Over my four glorious years at Gonzaga, I have seen it all as an intramural referee. I have seen girls get trucked by ferocious males in flag football, last-second buzzer beaters kiss the nylon and softball bombs that nearly hit the ever-so-sacred COG. Intramurals are an integral part of the college experience and something that every person, regardless of athletic ability, should participate in. This being said, I have identified certain qualifications, suggestions and guidelines that will make everyone's intramural experience at Gonzaga a home run.
Don't fool yourself, you're not that good:This rule particularly applies to the freshman class. Many freshmen are fresh out of varsity athletics, which is the peak of their sporting careers. In some cases, they dominated the realm of athletics less than a year ago and they are now eager to show all the freshman females, who flock to their intramural games, how great they really are. WRONG.
Intramurals are unique. They have different rules and guidelines that are new to all freshmen. They need to learn skills and strategies that they have never needed to know before, like how to successfully block in flag football looking like a handcuffed criminal locked in the drunk tank. It's not that easy. Almost all sports, with the exception of basketball, have unique rules that take time to get used to.
Freshmen be warned. Trying to do too much too fast will make sure you fall flat on your face. Learn the rules and style of play before entering the holy ranks of A and B leagues. There is also a message to the upperclassmen: Freshmen are consistently in better shape. Because they are just out of high school athletics, their cardiovascular systems are superior. Not long ago, while they were going through high school workouts, we were sitting at Jack & Dan's. We may be smarter, but they are faster.
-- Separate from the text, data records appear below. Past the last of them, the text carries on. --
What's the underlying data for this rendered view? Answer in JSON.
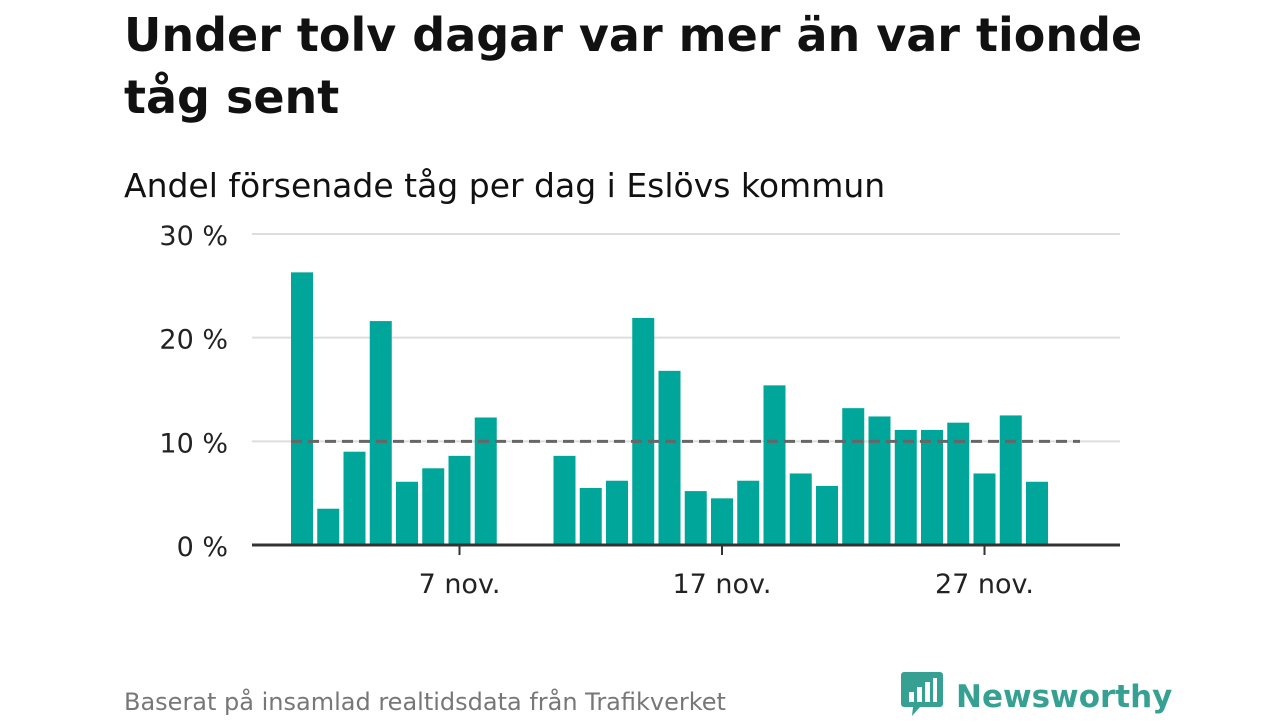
{
  "title": "Under tolv dagar var mer än var tionde tåg sent",
  "subtitle": "Andel försenade tåg per dag i Eslövs kommun",
  "source": "Baserat på insamlad realtidsdata från Trafikverket",
  "brand": {
    "name": "Newsworthy",
    "icon": "newsworthy-logo-icon"
  },
  "colors": {
    "bar": "#00a69a",
    "reference_line": "#666666",
    "grid": "#dddddd",
    "axis": "#333333",
    "brand": "#36a192"
  },
  "chart_data": {
    "type": "bar",
    "x": [
      1,
      2,
      3,
      4,
      5,
      6,
      7,
      8,
      9,
      10,
      11,
      12,
      13,
      14,
      15,
      16,
      17,
      18,
      19,
      20,
      21,
      22,
      23,
      24,
      25,
      26,
      27,
      28,
      29,
      30
    ],
    "values": [
      26.3,
      3.5,
      9.0,
      21.6,
      6.1,
      7.4,
      8.6,
      12.3,
      null,
      null,
      8.6,
      5.5,
      6.2,
      21.9,
      16.8,
      5.2,
      4.5,
      6.2,
      15.4,
      6.9,
      5.7,
      13.2,
      12.4,
      11.1,
      11.1,
      11.8,
      6.9,
      12.5,
      6.1,
      null
    ],
    "reference_line": 10,
    "ylim": [
      0,
      30
    ],
    "yticks": [
      0,
      10,
      20,
      30
    ],
    "ytick_labels": [
      "0 %",
      "10 %",
      "20 %",
      "30 %"
    ],
    "xticks": [
      7,
      17,
      27
    ],
    "xtick_labels": [
      "7 nov.",
      "17 nov.",
      "27 nov."
    ],
    "grid": true
  }
}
This is not the seventh game of the World Series: People need to take a deep breath. I love competition and I will be the first one to admit that I am an avid competitor when playing intramurals, but there is a difference between being competitive and being delusional. There is no reason at any point to get up in the face of another player, shove another player, or take a cheap shot at their groin.
Students need to put intramurals in perspective. You win a white T-shirt. Play intramurals to enjoy the thrill of competition and the opportunity to play sports with your friends. Yeah, at some point throughout the year, your competitive mindset may compel you to say something that you probably shouldn't have said, but don't be the guy or girl that the referees see on the field and think, "Here we go again." The student that acts like Kobe Bryant when he doesn't get a call is the player no one enjoys playing with. Including the players on his/her own team. Have some respect for yourself and your team.
"Ref, you're blowing the game": The job of the intramural referee does not compare to the simplicity of many other campus jobs, such as the desk job at Crosby. Referees are put in a unique situation to be in a authoritative position among fellow students. Intramural referees did not come to Gonzaga to pursue a career as professional referees. They came to Gonzaga to pursue an education just like every other student, so give referees a break. They want to perform well just as much as the players on the field, but with the nature of sports, mistakes are made. When this occurs, don't be a Bobby Knight, take a page from Charlie Chaplin's book and be quiet.
Get your game on: When given the opportunity to play sports with the opposite sex, it's a no-brainer. Our whole lives, we have been barred by the social barbwire of playing organized sports with only our own sex.
Intramurals reveal a bright and magnificent world of coed athletics. It gives you a chance to get to know people of the opposite sex better, hint-hint-wink-wink.
You may even be the recipient or provider to an occasional "good game slap." I am a fan of trying new things, and this is a perfect opportunity to play sports in a different environment with different people. Best-case scenario: Someone of the opposite sex is so impressed by your intramural skills, you get married and live happily ever after. Worst-case scenario: You accidentally take down the pants of an opponent of the opposite sex while trying to grab his/her flags.
The worst type of people are sandbaggers: You know who you are. Does it really get your juices going that much to run up the score on students who carry little athletic ability? I cry a little bit each time I have to witness a team of decent athletic ability completely demoralize a team that looked to have fun in D League.
Build your ego somewhere else, go to the top floor of the gym with your shirt off and do pull-ups. Leave the D League players alone. They don't deserve to suffer. I also promise that a win in a more competitive league will be more fulfilling. I could either play chess against Mr. Potato Head and be victorious every time or compete against a more admirable opponent. Challenge yourself and truly deserve that post-game beer at Star Bar.
I hope these suggestions have helped put intramurals in perspective and have pushed self-reflection. I hope to see you all out on the field, and I eagerly await your complaints.